Po dziesięciu miesiącach od objęcia rządów jasne stało się, że część z zapowiadanych przez Koalicję Obywatelską stu konkretów nie ma na razie szansy na realizację nie tyle ze względu na blokującego część zmian ustawowych prezydenta Andrzeja Dudę, ale spory wewnątrz koalicji. Naczelnym przykładem jest kwestia legalizacji aborcji do 12. tygodnia życia, w przypadku której „hamulcowym” stała się większość polityków PSL dopuszczających jedynie powrót do przepisów sprzed wyroku TK z 2020 r. I tak wymaganej większości w głosowaniu na forum Sejmu nie uzyskał nawet projekt Lewicy o dekryminalizacji pomocy w aborcji, choć po fiasku głosowania wniesiono go ponownie, tym razem również z podpisami części polityków KO oraz Trzeciej Drogi. 

Druga z partii wchodzących w skład Trzeciej Drogi, czyli Polska 2050, konsekwentnie działa na rzecz obniżenia składki zdrowotnej dla przedsiębiorców, argumentując, że dotychczasowe przepisy wprowadzone w Polskim Ładzie uderzyły w małych przedsiębiorców. Ugrupowanie sprzeciwiło się też rządowemu pomysłowi kredytu z oprocentowaniem 0 proc. na zakup pierwszego mieszkania. Obie kwestie wciąż są przedmiotem koalicyjnych negocjacji, bo swoje propozycje składają też inni koalicjanci. 

Niezmiennie problematycznym obszarem, w przypadku którego drogę do kompleksowej reformy otworzyć może jedynie zmiana w Pałacu Prezydenckim, pozostaje sądownictwo. Pakiet dziewięciu projektów ustaw, którem mają uzdrowić sytuację w tym obszarze, szef MS Adam Bodnar przedstawił w Brukseli w lutym tego roku. Choć Komisja Europejska uznała go za przekonujący, co zaowocowało odblokowaniem środków z Krajowego Planu Odbudowy, zmiany, które dotychczas zaszły w tym obszarze (m.in. powoływanie tzw. rzeczników dyscyplinarnych ad hoc) nie rozwiązują pierwotnych źródeł problemu takich jak obsadzenie Krajowej Rady Sądownictwa osobami wybranymi przez Sejm. 

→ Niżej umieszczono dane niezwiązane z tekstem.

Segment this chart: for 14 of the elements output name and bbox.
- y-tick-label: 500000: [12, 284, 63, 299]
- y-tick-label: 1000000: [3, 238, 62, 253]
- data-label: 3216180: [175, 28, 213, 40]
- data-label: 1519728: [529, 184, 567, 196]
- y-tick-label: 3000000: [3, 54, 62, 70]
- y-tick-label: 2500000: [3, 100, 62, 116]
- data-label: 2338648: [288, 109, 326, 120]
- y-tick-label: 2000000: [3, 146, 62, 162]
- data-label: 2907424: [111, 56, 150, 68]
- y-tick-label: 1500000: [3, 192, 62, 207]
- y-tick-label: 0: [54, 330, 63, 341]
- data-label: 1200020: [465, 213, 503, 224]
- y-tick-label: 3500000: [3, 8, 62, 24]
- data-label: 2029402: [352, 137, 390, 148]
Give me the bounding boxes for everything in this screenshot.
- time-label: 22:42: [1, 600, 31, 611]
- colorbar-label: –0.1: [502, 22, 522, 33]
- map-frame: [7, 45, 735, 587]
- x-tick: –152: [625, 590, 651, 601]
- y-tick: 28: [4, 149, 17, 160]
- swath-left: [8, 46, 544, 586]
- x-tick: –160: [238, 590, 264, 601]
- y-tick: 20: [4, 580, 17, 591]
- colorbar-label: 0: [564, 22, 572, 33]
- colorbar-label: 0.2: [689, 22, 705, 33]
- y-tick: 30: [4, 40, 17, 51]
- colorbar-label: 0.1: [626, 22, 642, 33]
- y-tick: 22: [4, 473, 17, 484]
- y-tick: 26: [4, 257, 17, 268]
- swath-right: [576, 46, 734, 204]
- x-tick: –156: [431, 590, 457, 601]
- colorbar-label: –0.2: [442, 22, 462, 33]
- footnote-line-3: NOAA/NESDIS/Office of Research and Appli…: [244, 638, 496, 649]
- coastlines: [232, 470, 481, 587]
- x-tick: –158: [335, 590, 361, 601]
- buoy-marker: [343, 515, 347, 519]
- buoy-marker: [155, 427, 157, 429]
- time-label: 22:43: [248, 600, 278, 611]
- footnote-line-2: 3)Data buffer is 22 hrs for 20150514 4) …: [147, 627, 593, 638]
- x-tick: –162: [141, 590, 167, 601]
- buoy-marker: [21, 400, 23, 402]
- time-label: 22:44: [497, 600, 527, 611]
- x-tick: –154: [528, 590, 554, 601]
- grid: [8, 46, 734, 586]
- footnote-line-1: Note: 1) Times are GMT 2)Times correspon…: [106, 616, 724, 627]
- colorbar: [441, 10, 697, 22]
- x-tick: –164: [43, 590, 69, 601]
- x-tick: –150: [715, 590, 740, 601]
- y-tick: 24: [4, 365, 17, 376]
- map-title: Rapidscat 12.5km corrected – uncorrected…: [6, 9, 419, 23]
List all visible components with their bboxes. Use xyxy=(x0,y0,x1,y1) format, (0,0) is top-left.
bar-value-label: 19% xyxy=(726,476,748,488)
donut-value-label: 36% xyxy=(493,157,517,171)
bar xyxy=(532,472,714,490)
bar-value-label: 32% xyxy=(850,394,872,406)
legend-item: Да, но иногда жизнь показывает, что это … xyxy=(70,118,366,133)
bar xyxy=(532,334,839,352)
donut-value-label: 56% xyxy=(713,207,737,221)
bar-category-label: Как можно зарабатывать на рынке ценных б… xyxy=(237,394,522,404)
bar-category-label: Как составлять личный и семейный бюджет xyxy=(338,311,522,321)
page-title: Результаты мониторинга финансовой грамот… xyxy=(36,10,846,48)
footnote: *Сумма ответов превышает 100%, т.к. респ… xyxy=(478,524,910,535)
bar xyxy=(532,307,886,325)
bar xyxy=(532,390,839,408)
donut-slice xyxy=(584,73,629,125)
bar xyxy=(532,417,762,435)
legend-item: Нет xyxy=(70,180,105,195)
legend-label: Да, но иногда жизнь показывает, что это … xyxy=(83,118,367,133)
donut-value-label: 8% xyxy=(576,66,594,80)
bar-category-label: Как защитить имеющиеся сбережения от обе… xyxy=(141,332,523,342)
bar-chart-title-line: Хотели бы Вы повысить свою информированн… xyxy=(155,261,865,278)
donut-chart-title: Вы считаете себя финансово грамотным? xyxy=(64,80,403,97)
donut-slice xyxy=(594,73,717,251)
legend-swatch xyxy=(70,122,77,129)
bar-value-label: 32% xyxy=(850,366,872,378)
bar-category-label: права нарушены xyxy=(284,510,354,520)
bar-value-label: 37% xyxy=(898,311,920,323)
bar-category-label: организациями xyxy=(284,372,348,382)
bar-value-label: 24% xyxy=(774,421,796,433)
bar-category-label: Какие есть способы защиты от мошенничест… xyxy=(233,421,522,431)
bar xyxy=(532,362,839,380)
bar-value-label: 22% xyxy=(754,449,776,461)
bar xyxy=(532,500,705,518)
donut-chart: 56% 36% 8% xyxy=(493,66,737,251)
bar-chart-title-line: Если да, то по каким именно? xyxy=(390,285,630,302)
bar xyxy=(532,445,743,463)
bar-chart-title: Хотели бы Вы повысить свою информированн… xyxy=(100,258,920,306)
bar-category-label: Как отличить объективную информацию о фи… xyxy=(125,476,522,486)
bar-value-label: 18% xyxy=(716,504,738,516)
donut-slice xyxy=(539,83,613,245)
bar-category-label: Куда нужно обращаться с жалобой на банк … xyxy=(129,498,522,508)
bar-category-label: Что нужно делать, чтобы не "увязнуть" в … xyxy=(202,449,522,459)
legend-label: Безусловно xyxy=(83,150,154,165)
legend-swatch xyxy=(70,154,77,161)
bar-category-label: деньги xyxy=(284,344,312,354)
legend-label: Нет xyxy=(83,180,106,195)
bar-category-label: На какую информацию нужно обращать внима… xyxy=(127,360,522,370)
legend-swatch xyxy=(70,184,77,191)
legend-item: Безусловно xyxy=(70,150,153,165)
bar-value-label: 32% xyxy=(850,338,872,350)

Inne ze zmian, w tym m.in. powołanie nowego Prokuratora Krajowego, pociągały za sobą zarzuty o naginanie prawa. 

Pytany przez PAP o dotychczasowe działanie rządu, prof. Wawrzyniec Konarski z Akademii Finansów i Biznesu Vistula wskazywał na konieczność ukrócenia niepotrzebnych sporów wewnętrznych. Ocenił przy tym, że rządząca koalicja „nie jest ani koalicją sukcesu, ani klęski”. Z kolei zdaniem prof. Radosława Markowskiego z Instytutu Studiów Politycznych PAN w kwestii przywracania praworządności rząd działa za mało stanowczo, a tempo zmian, którego oczekują wyborcy, rozmija się tempem wprowadzania reform.

– Niecierpliwość narasta

– zaznaczył w rozmowie z PAP. 

– Zastaliśmy zdewastowane państwo, nadwątlone finanse publiczne, więc ten pierwszy etap to głównie etap sprzątania, wymiatania brudów – tłumaczył w rozmowie z PAP szef KPRM Jan Grabiec, pytany o podsumowanie pierwszego roku od wygranych wyborów. – To nie wygląda estetycznie, ale to tak, jak przy remoncie – jak się chce urządzić lepiej mieszkanie, najpierw się rozmontowuje jego elementy. Paskudnie się żyje w mieszkaniu podczas remontu, ale musimy tego remontu dokonać, żeby żyło się lepiej

– stwierdził.

Sejm obecnej kadencji zebrał się na 19 posiedzeniach, uchwalił 82 ustawy

Sejm obecnej kadencji zebrał się do tej pory na 19 posiedzeniach i obradował łącznie przez 61 dni. Do izby wniesiono 192 projekty ustaw, z czego posłowie uchwalili 82 ustawy, do 17 z nich Senat zgłosił poprawki lub wnioski o odrzucenie. Sejmowe komisje zebrały się na ponad 1,1 tys. posiedzeń.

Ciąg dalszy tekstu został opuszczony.